El mundo universitario parece haberse dividido entre quienes ya tienen una cultura universitaria y quienes aún no la tienen. No sorprende que esta divisoria coincida con el límite entre las clases acomodadas y las clases ascendentes, como ahora se les llama. En consecuencia el problema no es pedagógico ni técnico, es más bien un problema cultural y político.
Imagino que los especialistas tienen miles de argumentos para desestimar mi razonamiento.
Sin embargo, en mi porfía, advierto que en mi sala de clases hay estudiantes que tienen ciertas capacidades y otros que no las tienen. Mis esfuerzos apuntan a proveer los medios, dentro de mis posibilidades, a quienes los requieran.
Nada automático hay en suponer, por ejemplo, que un estudiante con problemas de expresión escrita provenga del grupo A o del grupo B. Es probable, en términos estadísticos, que estudiantes que reciben un quinto o menos de los recursos financieros que reciben otros en su formación previa rindan o debieran rendir menos en las áreas en que son evaluados.

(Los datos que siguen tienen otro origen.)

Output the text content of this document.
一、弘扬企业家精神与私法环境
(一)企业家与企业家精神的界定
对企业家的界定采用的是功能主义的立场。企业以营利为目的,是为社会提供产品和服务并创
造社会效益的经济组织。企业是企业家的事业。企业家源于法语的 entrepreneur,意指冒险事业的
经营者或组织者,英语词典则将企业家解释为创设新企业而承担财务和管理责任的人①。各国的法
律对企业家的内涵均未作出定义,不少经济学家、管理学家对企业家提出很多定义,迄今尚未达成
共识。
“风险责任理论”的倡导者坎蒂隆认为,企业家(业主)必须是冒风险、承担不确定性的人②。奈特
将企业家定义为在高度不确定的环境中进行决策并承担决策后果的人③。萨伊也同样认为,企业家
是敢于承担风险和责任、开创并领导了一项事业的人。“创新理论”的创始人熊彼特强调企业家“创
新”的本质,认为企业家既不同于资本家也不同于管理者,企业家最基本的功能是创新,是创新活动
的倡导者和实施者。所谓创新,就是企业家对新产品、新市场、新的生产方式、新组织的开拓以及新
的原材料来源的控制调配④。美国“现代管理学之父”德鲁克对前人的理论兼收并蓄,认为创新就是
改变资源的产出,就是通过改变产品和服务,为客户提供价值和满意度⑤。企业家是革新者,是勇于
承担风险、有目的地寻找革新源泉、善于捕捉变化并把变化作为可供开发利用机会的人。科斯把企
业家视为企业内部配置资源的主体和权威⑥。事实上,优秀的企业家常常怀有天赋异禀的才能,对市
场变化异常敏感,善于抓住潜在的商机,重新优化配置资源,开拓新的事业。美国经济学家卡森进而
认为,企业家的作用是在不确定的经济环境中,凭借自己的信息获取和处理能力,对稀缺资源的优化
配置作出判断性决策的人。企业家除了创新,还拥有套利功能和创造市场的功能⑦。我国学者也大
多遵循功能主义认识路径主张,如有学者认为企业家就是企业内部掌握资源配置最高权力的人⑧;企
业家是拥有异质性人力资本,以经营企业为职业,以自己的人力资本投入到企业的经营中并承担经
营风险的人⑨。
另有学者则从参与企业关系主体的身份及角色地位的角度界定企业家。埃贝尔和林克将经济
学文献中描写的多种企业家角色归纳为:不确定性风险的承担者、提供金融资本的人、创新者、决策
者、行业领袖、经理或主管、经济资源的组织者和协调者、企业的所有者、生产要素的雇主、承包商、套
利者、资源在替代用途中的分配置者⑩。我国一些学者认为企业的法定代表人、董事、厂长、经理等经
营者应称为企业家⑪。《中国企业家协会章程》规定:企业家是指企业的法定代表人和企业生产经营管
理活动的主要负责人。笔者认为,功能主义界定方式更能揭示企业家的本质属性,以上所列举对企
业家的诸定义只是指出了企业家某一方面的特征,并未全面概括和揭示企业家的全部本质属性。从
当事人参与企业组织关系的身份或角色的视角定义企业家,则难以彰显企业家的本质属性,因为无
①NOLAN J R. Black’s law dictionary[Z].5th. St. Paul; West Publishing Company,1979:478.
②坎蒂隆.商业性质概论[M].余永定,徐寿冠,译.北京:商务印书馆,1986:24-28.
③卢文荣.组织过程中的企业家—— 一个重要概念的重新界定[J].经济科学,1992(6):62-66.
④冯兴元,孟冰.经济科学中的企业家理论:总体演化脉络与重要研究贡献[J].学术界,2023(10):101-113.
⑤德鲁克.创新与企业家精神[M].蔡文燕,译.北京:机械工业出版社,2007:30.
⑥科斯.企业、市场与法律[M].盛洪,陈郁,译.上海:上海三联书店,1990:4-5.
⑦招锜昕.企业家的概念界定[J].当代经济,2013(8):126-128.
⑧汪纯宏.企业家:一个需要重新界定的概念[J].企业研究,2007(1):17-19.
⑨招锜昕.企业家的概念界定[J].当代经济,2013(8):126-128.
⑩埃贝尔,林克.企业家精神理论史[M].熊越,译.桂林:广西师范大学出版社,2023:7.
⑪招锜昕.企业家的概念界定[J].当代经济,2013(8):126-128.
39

Lo paradójico es que quienes reciben cinco veces más, ¡no rindan cinco veces más! Pero esto es muy distinto a decir que son de “primera generación”.
El eslogan, en el caso de los estudiantes universitarios, conlleva un conjunto de prejuicios que tienden, por una parte, a estereotipar a algunos de ellos, a la vez que refuerzan un modelo paternalista donde los que tenemos cultura universitaria estamos ayudando a los que no la tienen. ¡Ya me quisiera esta ayuda de alguno de nuestros Premios Nobel o de literatos como Hernán Rivera Letelier!
El fruto amargo del eslogan es el de simultáneamente sedimentar una cultura narcisista y otra de resentimientos. Y sucede, en ocasiones, que los eslogan reclaman su origen escocés y se transforman en el grito de guerra de a quienes a través suyo se ha estereotipado. Marichiweu.